Quand, après des études supérieures dans l’agroalimentaire et le système qualité, elle rencontre celui qui va devenir son époux, celui-ci est berger. Pourtant, c’est elle qui va devenir “chef d’exploitation”. Quand on vous disait que le regard des hommes changeait... Ils s’installent et réussissent à en faire une véritable entreprise, « avec une fromagerie aux normes. On a su garder le côté traditionnel, mais c’est une vraie exploitation, qui existe maintenant depuis 25 ans ! ». Installés à Noceta, en centre corse, ils s’inscrivent toujours dans le pastoralisme, mais ont opté pour la diversification et les circuits courts : « Ce qui me plaît, c’est d’expliquer aux gens le produit et comment on travaille. Mon mari mène le troupeau : peu de choses pour lui ont changé depuis notre installation. Moi, je suis dans la modernité, avec la transformation, le packaging... » Elle est la première agricultrice corse à avoir fait appel en 2006, au SERRACOR, cette association qui assure le remplacement des femmes pendant leur maternité. Les deux éleveurs ne comptent pas leur temps. D’autant que Nelly est également Présidente de Casgiu Casanu et de l’Asssociu Paisani Corsi. « Ça peut paraître très compliqué. Mais c’est un choix de vie ! Et ça nous convient, on aime ce qu’on fait. On n’est pas dans la valeur “argent”. J’ai pu ainsi rester tout le temps en famille, avec mes deux filles. On est son chef, chez soi. Et les enfants sont vite très autonomes. » Un mode de vie qui était assez répandu jusqu’aux années quatre-vingt ou quatre-vingt-dix, mais qui aujourd’hui paraît atypique. Pourtant, il a du sens, en réalisant l’entretien des terres, le façonnage du paysage : « J’ai l’impression de service à quelque chose dans la société ! ». Au point que l’une de ses filles, actuellement en BTS agricole, a bien l’intention de reprendre l’exploitation.

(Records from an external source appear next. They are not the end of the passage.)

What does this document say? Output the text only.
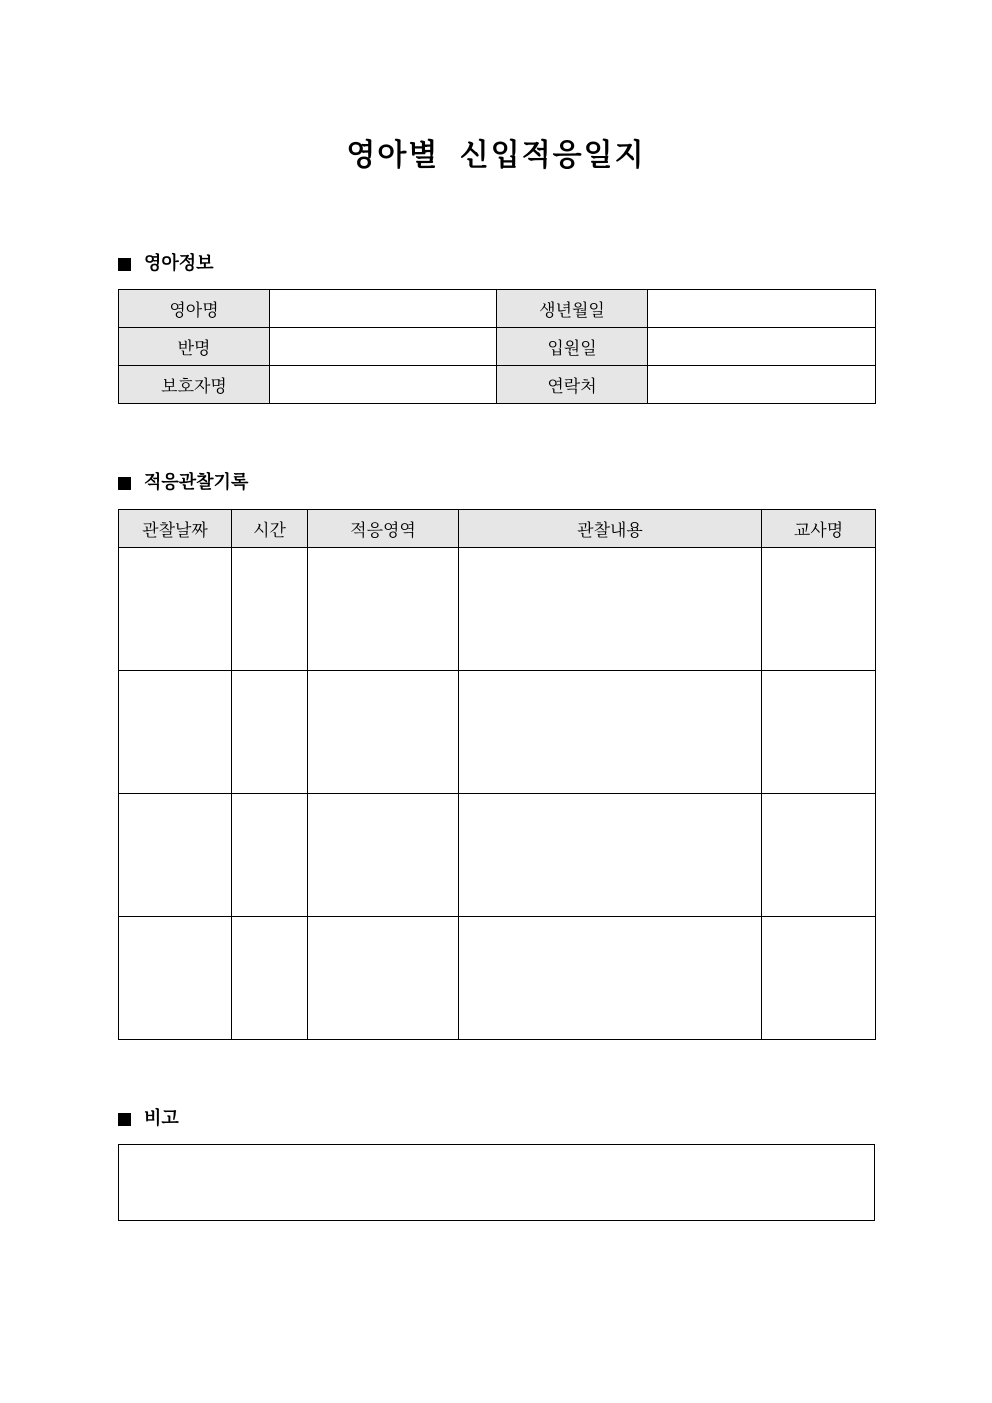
영아별 신입적응일지
영아정보
영아명		생년월일	
반명		입원일	
보호자명		연락처	
적응관찰기록
관찰날짜	시간	적응영역	관찰내용	교사명

비고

Les Espaces test agricoles de la CAPA
Du côté de la Communauté d'aggloretaion du Pays Ajaccien, la direction de l’identité agricole et de l’alimentation durable multiplie aussi les expériences qui séduisent des agricultrices. Son Mercatellu – des distributeurs réfrigérés sur la zone de Mezzana, permettent à 52 producteurs dont 43 femmes de mettre en vente leurs produits, à deux pas de la gare. Depuis 2021, également, des Espaces test agricoles ont permis à dix postulants de tester leur aptitude et leur goût pour cette activité, la moitié d’entre eux ayant finalement opté pour une installation, après une expérience où ils ont bénéficié à la fois d’un terrain, de matériel et d’accompagnement. Parmi eux, des agricultrices : « deux portraits de femmes combattives » ont été présentés par la directrice du service, Cécile Bianchi qui, une année où la population féminine était particulièrement représentée, avait réalisé en collaboration avec Frédéric Mortini, Directeur régional de l’Aract, une étude sur leurs conditions de travail.
Des outils d’aide... souvent méconnus des agricultrices
Des conditions de travail que des structures spécifiques, à l’action souvent méconnue, permettent désormais d’améliorer – comme le SERRACOR dont l’initiateur en Corse était précisément Frédéric Mortini. Cette association permet de remplacer les exploitants ou leur conjoint en cas d’absence temporaire – notamment les congés maternité. Elle rencontre une double difficulté : recruter de nouveaux salariés-remplaçants, mais également fidéliser les adhérents malgré la faiblesse du montant de la cotisation : beaucoup ne cotisent que lorsqu’ils souhaitent se faire remplacer ! Soutenue par différentes structures qui permettent de réduire le coût pour celui ou celle qui y a recours, l’association fête cette année ses vingt ans d’existence. Elle a pour objectif de sécuriser la viabilité économique des exploitations tout en favorisant l’épanouissement des agriculteurs. Deux agricultrices qui y ont eu recours, ont expliqué leurs réticences initiales – comment confier son exploitation à une autre ? – et leur satisfaction après l’expérience...
Prévention et développement social
La MSA était également représentée pour son action dans la prévention – les caractéristiques physiologiques des femmes les prédisposent à des problématiques de santé spécifiques –, et pour son action dans le développement social sur le territoire, mais également. « Quand il n’y a plus de services, il est difficile de maintenir un tissu productif permettant de concilier vie professionnelle et vie personnelle ! ». Ont été présentés les différents services proposés, en matière de soutien à la création ou au maintien de structures d’accueil à la petite enfance, de mobilité rurale ou encore de projets pour lutter contre l’isolement...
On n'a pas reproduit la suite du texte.